The problem is that the AIRR library expect this basic form for all AIRR Spec objects.
This is simple to add (I already have in my local copy) and I can push if you agree...
I just wrote some very basic code to check Ontology labels, based on how the AIRR Spec defines ontologies. It uses the AIRR python library and the modified (as above) CurieMap and InformationProvider to build a OLS/OBO query, and then checks the results: https://github.com/sfu-ireceptor/sandbox/tree/master/ontology-check
$ python3 airr-onotlogy.py NCBITAXON:9606 "homo sapiens"
ERROR: Invalid CURIE/label: NCBITAXON:9606, homo sapiens, correct label = Homo sapiens
$ python3 airr-onotlogy.py NCBITAXON:9606 "Homo sapiens"
Valid CURIE and label: NCBITAXON:9606, Homo sapiens
$ python3 airr-onotlogy.py DOID:0080600 COVID-19
Valid CURIE and label: DOID:0080600, COVID-19
First steps toward an ADC Ontology checker... 8-)
One question - the CurieMap and InformationProvider objects are not "Objects" defined in the same way that the other objects are - that is with a
@bcorrie That's correct. The other AIRR objects are schema definitions, kind of like a Class in OO-programming while CURIEMap and InformationProvider are instances, that is they contain actual data instead of defining the structure. We can have a schema definition for CURIEMap, it would look something like this. It looks a bit odd because the keys are not pre-defined (thus the additionalProperties
). But remember, you'd still another need object that actually holds the data.
CURIEMap:
discriminator: AIRR
type: object
additionalProperties:
type: object
properties:
type:
type:string
default:
type: object
properties:
map:
type:string
provider:
type:string
map:
type: object
additionalProperties:
type: object
properties:
iri_prefix:
type: string
No handling of AIRR Spec files and processing them - the AIRR library does it for you.
The objects are similar to Info
, so they do need to be handled explicitly by the AIRR library, regardless of whether a schema definition is defined or not.
It would be nice to add a simple resolve
-like function to the AIRR library so users don't have to write their own, at least if they use R or python. That would also help insulate users from changes.
There's actually an issue to validate ontology fields #503 which would imply that the AIRR library knows how to resolve the CURIE to check.
There's actually an issue to validate ontology fields #503 which would imply that the AIRR library knows how to resolve the CURIE to check.
I think #503 is to check the validity of a CURIE in terms of its format - that is, it is colon separated and the CURIE prefix exists in the schema, but not whether the CURIE itself is a valid CURIE for that Ontology, correct?
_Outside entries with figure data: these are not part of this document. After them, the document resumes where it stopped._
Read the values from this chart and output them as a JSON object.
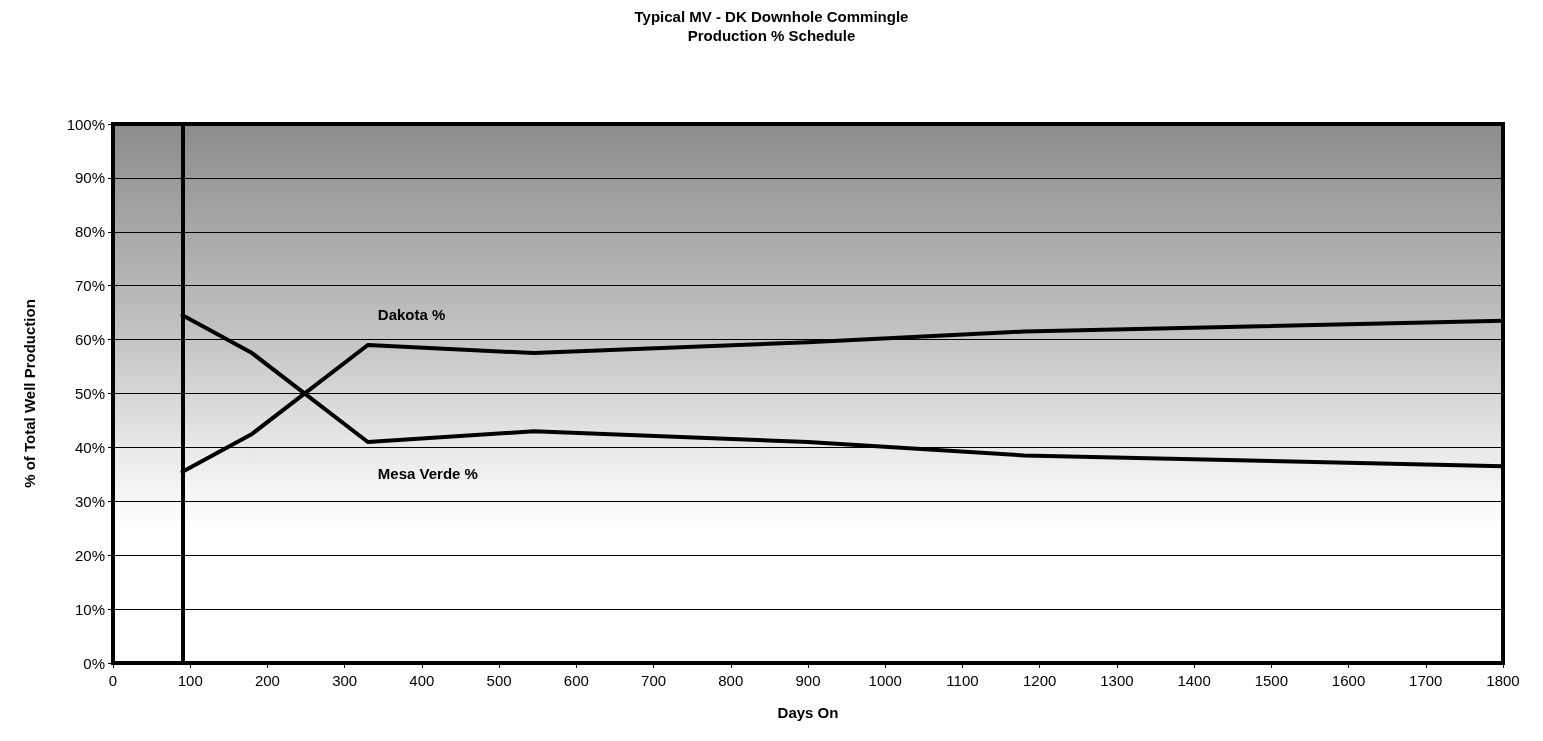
{
  "chart_data": {
    "type": "line",
    "title": "Typical MV - DK Downhole Commingle",
    "subtitle": "Production % Schedule",
    "xlabel": "Days On",
    "ylabel": "% of Total Well Production",
    "series": [
      {
        "name": "Dakota %",
        "color": "#000000",
        "x": [
          90,
          180,
          330,
          545,
          900,
          1180,
          1800
        ],
        "values": [
          35.5,
          42.5,
          59,
          57.5,
          59.5,
          61.5,
          63.5
        ]
      },
      {
        "name": "Mesa Verde %",
        "color": "#000000",
        "x": [
          90,
          180,
          330,
          545,
          900,
          1180,
          1800
        ],
        "values": [
          64.5,
          57.5,
          41,
          43,
          41,
          38.5,
          36.5
        ]
      }
    ],
    "ref_lines": [
      {
        "axis": "x",
        "value": 90,
        "label": null,
        "color": "#000000"
      }
    ],
    "xlim": [
      0,
      1800
    ],
    "xticks": [
      0,
      100,
      200,
      300,
      400,
      500,
      600,
      700,
      800,
      900,
      1000,
      1100,
      1200,
      1300,
      1400,
      1500,
      1600,
      1700,
      1800
    ],
    "ylim": [
      0,
      100
    ],
    "yticks": [
      {
        "value": 0,
        "label": "0%"
      },
      {
        "value": 10,
        "label": "10%"
      },
      {
        "value": 20,
        "label": "20%"
      },
      {
        "value": 30,
        "label": "30%"
      },
      {
        "value": 40,
        "label": "40%"
      },
      {
        "value": 50,
        "label": "50%"
      },
      {
        "value": 60,
        "label": "60%"
      },
      {
        "value": 70,
        "label": "70%"
      },
      {
        "value": 80,
        "label": "80%"
      },
      {
        "value": 90,
        "label": "90%"
      },
      {
        "value": 100,
        "label": "100%"
      }
    ],
    "grid": "y",
    "legend": false,
    "marker": "none",
    "line_style": "solid"
  }
}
The code I have can do that, and we can probably reuse some of it in the AIRR Library, but my goal with the code above is to create a CURIE checker for the content of an ADC repository.
@bcorrie That's correct. The other AIRR objects are schema definitions, kind of like a Class in OO-programming while CURIEMap and InformationProvider are instances, that is they contain actual data instead of defining the structure.
Right, I remember having this discussion earlier, thanks for the reminder - perhaps we should document that in the Spec itself so it is clear to people like me who forget 8-) I wonder - should we have object definitions for these object instances - then we could use the AIRR schema to confirm the validity of those objects?
@bussec did you do some sort of weird merge/push (force-push) above... When I do a pull of my local copies of the ontovoc-4-21 branch are complaining that I have some minor conflicts in a doc file. When I fix the 1 conflict file, it says I have 17 local changes - when I haven't actually changed anything.
This is on a Linux box, but I had the same situation when I tried to access this on my desktop through Sourcetree...
@bcorrie Yes, I rebased the ontovoc-04-21
branch onto the current tip of master
to reduce potential conflicts as this branch hasn't seen any work for 8 months. This should however not create any conflicts on your side, unless you had changes that were not pushed yet. Please PM me the details.